“Data-Driven Thinking” is written by members of the media community and contains fresh ideas on the digital revolution in media.
Today’s column is written by Marc Grabowski, CEO at Iris Mobile.
Marketers need to reprioritize their remarketing and display reengagement decision stack because the status quo is antiquated.
Display remarketing, retargeting and reengagement – terms that will be used somewhat interchangeably here – were once fantastic methods for reengaging potential customers after a website visit or shopping cart abandonment. Over time, the precision of this retargeting has drastically improved, graduating from binary pixel-based retargeting, in order to find and retarget users with a single product they’d browsed, to a more intelligent model that includes matching users’ profiles with products they are most likely to purchase based on other customers in their cohorts.
These improvements and the generally positive performance have been addictive to marketers. In many cases, it has even demotivated marketers from looking for new ways of reengaging consumers, as display retargeting has shown so much success. Unfortunately, a lack of experimentation from retailers is slowly eating away at their margins and allowing competitors to take market share.
As technology continues to advance, marketers have become more educated. Prioritization of retargeting through display advertising is now an archaic model, because retailers have the ability to connect their owned data to owned distribution channels in ways they never could before.
Site pixels and app tracking, via mobile device ID, can connect to other pieces of owned data, such as email address, mobile phone number, point of sale and loyalty card numbers. As a result, paid advertising retargeting is no longer the only way to reengage a qualified customer. Instead, remarketing through owned communication channels should be prioritized in decision stacks above display. Display retargeting is the least efficient means to reach this customer and should only be used when all other means fail.
If you have not started thinking about building an owned data asset or deploying via owned channels, including email, mobile messaging and push notifications, you are a decade behind and need to start building this asset immediately.

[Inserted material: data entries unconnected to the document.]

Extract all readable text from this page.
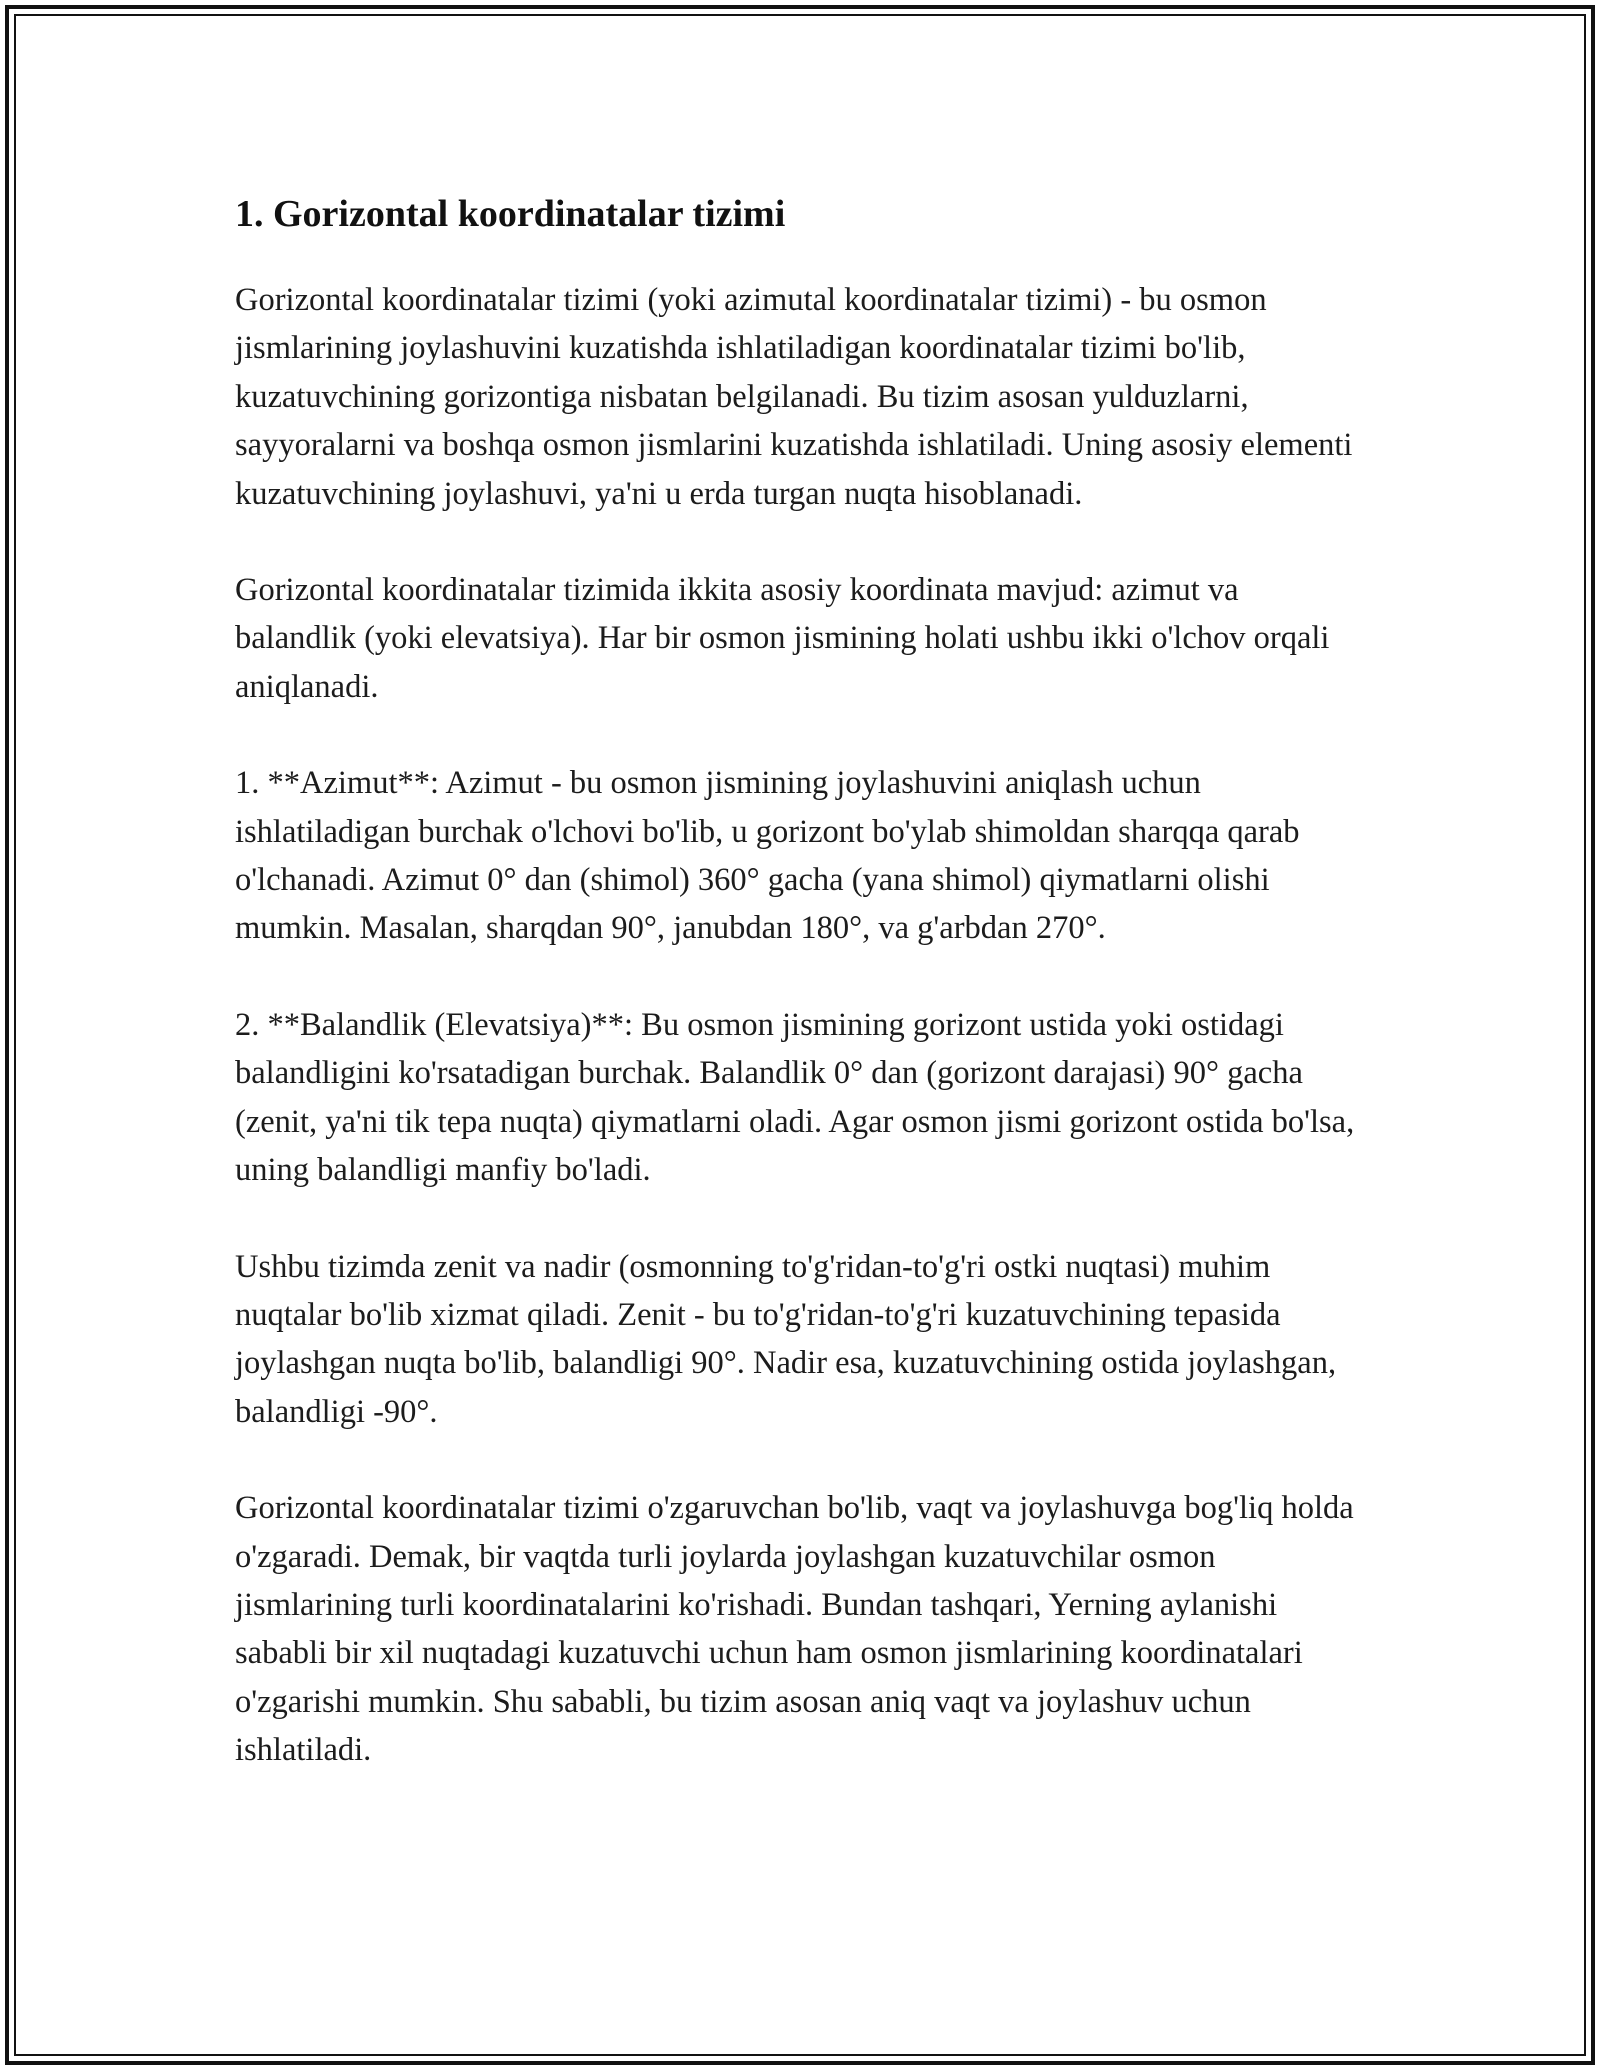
1. Gorizontal koordinatalar tizimi

Gorizontal koordinatalar tizimi (yoki azimutal koordinatalar tizimi) - bu osmon jismlarining joylashuvini kuzatishda ishlatiladigan koordinatalar tizimi bo'lib, kuzatuvchining gorizontiga nisbatan belgilanadi. Bu tizim asosan yulduzlarni, sayyoralarni va boshqa osmon jismlarini kuzatishda ishlatiladi. Uning asosiy elementi kuzatuvchining joylashuvi, ya'ni u erda turgan nuqta hisoblanadi.

Gorizontal koordinatalar tizimida ikkita asosiy koordinata mavjud: azimut va balandlik (yoki elevatsiya). Har bir osmon jismining holati ushbu ikki o'lchov orqali aniqlanadi.

1. **Azimut**: Azimut - bu osmon jismining joylashuvini aniqlash uchun ishlatiladigan burchak o'lchovi bo'lib, u gorizont bo'ylab shimoldan sharqqa qarab o'lchanadi. Azimut 0° dan (shimol) 360° gacha (yana shimol) qiymatlarni olishi mumkin. Masalan, sharqdan 90°, janubdan 180°, va g'arbdan 270°.

2. **Balandlik (Elevatsiya)**: Bu osmon jismining gorizont ustida yoki ostidagi balandligini ko'rsatadigan burchak. Balandlik 0° dan (gorizont darajasi) 90° gacha (zenit, ya'ni tik tepa nuqta) qiymatlarni oladi. Agar osmon jismi gorizont ostida bo'lsa, uning balandligi manfiy bo'ladi.

Ushbu tizimda zenit va nadir (osmonning to'g'ridan-to'g'ri ostki nuqtasi) muhim nuqtalar bo'lib xizmat qiladi. Zenit - bu to'g'ridan-to'g'ri kuzatuvchining tepasida joylashgan nuqta bo'lib, balandligi 90°. Nadir esa, kuzatuvchining ostida joylashgan, balandligi -90°.

Gorizontal koordinatalar tizimi o'zgaruvchan bo'lib, vaqt va joylashuvga bog'liq holda o'zgaradi. Demak, bir vaqtda turli joylarda joylashgan kuzatuvchilar osmon jismlarining turli koordinatalarini ko'rishadi. Bundan tashqari, Yerning aylanishi sababli bir xil nuqtadagi kuzatuvchi uchun ham osmon jismlarining koordinatalari o'zgarishi mumkin. Shu sababli, bu tizim asosan aniq vaqt va joylashuv uchun ishlatiladi.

Owned communications can be timelier than display because active targeting can be deployed. This is because display retargeting uses passive targeting, where the retailer is required to wait until the user stumbles across an ad on a publisher participating in a display network where the retailer has reach.
This contrasts with owned distribution channels, where a retail marketer can trigger an email at any time with a high likelihood of it being seen.
The personalization strategy extends beyond customization of products and salutations. It should be seen as an awareness of a person’s timeline of engagements with a brand across channels. If that email is not opened within a set period of time, such as 5 minutes, then the marketer can have a mobile message immediately deployed. If this isn’t clicked within another 5 minutes, a push notification could be triggered, followed by a display ad. Should a user click or convert along the way, the rest of his or her journey should change to reflect these most recent actions.
Such a practice will quickly move a consumer through the buying funnel, reduce frustration of seeing duplicative – and unwanted – creative and improve the odds of conversion.
Owned channels allow precise, one-to-one reach at lower and more predictable costs than paid display channels.
Owned distribution channels require no media costs but have fixed distribution costs, such as email service provider, mobile messaging or push notification expenses. Moreover, with display retargeting, marketers are forced to pay a variable market rate for a paid retargeting spot to reach their own audience – a rate that fluctuates as demand ebbs and flows with that publisher. Marketers should not simply accept paying variable costs to reach their own customers, since it is their data that has informed the transaction between the publisher and the marketer.
All of this can only be accomplished if a marketer leverages a decisioning platform living above all distribution channels, including email, app notification, mobile messaging and display retargeting.
With this said, the decisioning layer doesn’t necessarily mean that marketers should replace their entire technology stack, because their current partners can still provide the plumbing to reach customers in various channels. The decisioning layer should simply interoperate with existing demand-side platforms, email service providers, mobile app tracking, SMS partners and CRM.
Such an integration will not eliminate display retargeting but will allow marketers to reduce it drastically in favor of reaching their consumers in a more timely, personal and cost-efficient manner through owned data and distribution channels.